PYONGYANG, North Korea — New North Korean leader Kim Jong Un burnished his diplomatic skills Monday, welcoming a private South Korean delegation as state media called him a "sagacious" leader and revealed a new title that gives him authority over political matters.
Kim has rapidly gained prominence since the death of his father, Kim Jong Il, on Dec. 17, and his brief meeting with a mourning delegation led by a former South Korean first lady and a prominent business leader shows Seoul that he is assured in his new role.
State media have showered Kim with new titles. On Saturday, the North referred to him as "supreme leader" of the 1.2 million-strong armed forces and said the military's top leaders had pledged their loyalty to him.

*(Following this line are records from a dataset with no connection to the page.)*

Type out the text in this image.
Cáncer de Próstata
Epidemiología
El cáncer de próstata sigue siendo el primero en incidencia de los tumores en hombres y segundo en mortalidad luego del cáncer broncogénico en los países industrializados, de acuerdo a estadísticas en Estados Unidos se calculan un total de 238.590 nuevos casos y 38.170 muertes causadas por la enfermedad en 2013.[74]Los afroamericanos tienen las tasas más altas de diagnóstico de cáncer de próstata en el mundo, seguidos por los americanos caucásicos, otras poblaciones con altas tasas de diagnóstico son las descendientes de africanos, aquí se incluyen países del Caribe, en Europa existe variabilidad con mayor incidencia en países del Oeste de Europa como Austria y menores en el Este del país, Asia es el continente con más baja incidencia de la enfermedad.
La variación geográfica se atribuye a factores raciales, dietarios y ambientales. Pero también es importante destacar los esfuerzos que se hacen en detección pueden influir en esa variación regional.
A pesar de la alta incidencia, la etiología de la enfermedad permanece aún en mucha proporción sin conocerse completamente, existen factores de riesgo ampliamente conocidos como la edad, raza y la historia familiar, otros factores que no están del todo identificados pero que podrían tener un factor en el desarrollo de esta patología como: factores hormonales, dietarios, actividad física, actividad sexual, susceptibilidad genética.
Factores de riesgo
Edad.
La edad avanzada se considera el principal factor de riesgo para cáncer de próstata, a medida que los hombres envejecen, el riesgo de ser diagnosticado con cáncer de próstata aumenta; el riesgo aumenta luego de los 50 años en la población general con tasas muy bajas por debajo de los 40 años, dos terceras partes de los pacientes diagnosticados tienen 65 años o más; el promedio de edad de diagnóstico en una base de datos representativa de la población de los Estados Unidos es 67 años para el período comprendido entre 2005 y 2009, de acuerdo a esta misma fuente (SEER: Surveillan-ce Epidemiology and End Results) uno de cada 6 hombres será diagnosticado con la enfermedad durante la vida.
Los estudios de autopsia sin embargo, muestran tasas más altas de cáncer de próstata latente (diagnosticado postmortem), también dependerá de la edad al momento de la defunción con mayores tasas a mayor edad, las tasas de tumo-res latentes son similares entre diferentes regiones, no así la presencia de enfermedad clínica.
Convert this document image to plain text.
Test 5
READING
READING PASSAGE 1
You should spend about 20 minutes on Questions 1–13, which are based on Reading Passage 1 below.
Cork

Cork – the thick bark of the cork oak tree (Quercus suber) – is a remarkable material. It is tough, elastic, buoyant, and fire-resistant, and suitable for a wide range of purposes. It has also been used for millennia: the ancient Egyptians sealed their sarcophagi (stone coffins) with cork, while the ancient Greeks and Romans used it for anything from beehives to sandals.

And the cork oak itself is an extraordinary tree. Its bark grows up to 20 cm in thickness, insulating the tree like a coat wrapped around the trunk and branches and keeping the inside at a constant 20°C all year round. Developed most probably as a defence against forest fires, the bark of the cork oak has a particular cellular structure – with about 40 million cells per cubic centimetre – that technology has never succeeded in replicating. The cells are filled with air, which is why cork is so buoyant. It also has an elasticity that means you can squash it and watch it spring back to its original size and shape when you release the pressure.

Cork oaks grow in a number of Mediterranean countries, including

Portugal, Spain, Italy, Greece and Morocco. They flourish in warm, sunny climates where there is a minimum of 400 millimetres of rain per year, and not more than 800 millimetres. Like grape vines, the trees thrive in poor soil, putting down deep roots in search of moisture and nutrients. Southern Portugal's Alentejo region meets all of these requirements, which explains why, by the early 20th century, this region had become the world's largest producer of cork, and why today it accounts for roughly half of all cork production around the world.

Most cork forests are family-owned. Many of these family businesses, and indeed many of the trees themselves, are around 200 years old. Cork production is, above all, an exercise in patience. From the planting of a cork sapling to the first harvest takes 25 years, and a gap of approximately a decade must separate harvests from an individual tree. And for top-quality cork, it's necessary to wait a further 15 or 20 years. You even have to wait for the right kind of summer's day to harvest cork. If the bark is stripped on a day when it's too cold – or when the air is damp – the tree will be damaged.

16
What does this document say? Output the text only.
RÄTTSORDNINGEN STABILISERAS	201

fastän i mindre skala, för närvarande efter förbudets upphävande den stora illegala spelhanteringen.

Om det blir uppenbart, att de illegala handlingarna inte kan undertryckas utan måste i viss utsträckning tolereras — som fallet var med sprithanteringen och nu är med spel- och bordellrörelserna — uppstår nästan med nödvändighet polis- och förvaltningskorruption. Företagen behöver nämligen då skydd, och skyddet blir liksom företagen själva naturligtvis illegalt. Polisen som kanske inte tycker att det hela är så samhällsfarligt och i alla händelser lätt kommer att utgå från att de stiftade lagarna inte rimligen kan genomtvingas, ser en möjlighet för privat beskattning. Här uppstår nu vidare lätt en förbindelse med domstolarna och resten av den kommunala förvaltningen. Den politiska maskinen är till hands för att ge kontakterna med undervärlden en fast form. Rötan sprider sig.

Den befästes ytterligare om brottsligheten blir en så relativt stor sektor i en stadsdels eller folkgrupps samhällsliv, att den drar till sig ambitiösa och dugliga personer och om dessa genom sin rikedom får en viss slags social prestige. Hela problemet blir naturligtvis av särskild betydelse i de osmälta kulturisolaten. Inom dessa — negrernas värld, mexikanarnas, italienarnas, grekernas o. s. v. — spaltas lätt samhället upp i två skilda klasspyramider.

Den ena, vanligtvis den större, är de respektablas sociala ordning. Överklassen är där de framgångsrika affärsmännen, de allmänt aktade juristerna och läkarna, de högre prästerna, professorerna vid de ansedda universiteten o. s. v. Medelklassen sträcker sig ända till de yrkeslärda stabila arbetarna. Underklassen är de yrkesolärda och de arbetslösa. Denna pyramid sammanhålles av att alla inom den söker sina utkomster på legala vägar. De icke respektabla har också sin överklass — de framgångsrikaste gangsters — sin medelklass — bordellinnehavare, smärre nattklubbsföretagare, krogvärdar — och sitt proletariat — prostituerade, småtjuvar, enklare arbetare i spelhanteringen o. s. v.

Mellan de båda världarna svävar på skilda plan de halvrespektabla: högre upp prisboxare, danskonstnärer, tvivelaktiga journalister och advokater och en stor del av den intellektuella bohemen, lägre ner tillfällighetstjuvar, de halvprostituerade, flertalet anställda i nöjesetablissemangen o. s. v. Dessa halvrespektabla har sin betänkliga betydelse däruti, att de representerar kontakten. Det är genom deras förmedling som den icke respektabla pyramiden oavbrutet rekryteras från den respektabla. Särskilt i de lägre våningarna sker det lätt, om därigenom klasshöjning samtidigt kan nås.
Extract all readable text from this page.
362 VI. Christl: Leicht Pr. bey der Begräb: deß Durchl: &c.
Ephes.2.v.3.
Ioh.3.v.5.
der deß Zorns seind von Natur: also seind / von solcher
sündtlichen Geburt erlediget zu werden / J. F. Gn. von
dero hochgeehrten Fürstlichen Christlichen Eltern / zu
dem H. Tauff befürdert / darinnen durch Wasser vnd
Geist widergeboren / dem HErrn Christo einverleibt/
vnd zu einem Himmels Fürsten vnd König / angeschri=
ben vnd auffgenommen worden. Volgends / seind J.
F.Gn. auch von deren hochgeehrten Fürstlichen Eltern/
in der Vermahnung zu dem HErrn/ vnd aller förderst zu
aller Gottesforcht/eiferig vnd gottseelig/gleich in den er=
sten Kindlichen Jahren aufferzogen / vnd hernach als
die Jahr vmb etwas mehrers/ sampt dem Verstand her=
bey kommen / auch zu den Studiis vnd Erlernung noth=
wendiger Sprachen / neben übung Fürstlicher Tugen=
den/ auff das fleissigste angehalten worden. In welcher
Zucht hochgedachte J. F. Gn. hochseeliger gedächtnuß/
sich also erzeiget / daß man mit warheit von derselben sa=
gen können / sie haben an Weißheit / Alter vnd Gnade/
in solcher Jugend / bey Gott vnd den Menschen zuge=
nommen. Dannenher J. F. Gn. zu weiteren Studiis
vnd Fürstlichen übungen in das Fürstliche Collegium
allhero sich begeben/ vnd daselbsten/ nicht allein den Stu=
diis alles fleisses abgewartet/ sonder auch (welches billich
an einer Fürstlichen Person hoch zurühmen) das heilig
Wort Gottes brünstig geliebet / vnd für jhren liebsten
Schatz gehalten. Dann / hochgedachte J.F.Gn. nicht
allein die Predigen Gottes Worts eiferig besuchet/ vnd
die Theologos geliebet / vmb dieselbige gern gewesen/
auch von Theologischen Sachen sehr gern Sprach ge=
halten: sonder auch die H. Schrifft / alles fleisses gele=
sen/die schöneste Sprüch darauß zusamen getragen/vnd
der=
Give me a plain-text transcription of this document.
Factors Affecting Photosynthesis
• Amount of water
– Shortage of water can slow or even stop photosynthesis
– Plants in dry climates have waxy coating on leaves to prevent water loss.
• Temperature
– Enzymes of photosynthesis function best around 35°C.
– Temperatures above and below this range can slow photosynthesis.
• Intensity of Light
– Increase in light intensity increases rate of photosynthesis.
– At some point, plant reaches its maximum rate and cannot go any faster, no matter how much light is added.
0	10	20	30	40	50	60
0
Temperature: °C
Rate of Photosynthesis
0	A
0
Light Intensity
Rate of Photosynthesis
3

On Monday, the Rodong Sinmun newspaper described him as head of the Central Committee of the Workers' Party — a post that appears to make him the top official in the ruling party.
North Korea's official Korean Central News Agency also called Kim a "sagacious leader" and "dear" comrade while reporting that he paid respects Monday to his father, whose body is lying in state at Kumsusan Memorial Palace. State media have already dubbed him a "great successor" and an "outstanding leader."
It was the fourth time the North's media reported that Kim had visited the memorial palace since his father's death, according to Seoul's Unification Ministry.
Also on Monday, a South Korean delegation stood in a line on a red carpet and bowed during their visit to the Kumsusan palace, where Kim Jong Il's bier is surrounded by flowers and flanked by an honor guard.
Kim Jong Un gave the South Koreans his thanks after they expressed condolences and sympathy, the Korean Central News Agency said. The Unification Ministry confirmed the meeting in a statement.
The lead delegates were the widow of former South Korean President Kim Dae Jung, who engineered a "sunshine" engagement policy with the North and held a landmark summit with Kim Jong Il in 2000, and Hyundai Group chairwoman Hyun Jeong Eun, whose late husband had ties to the North.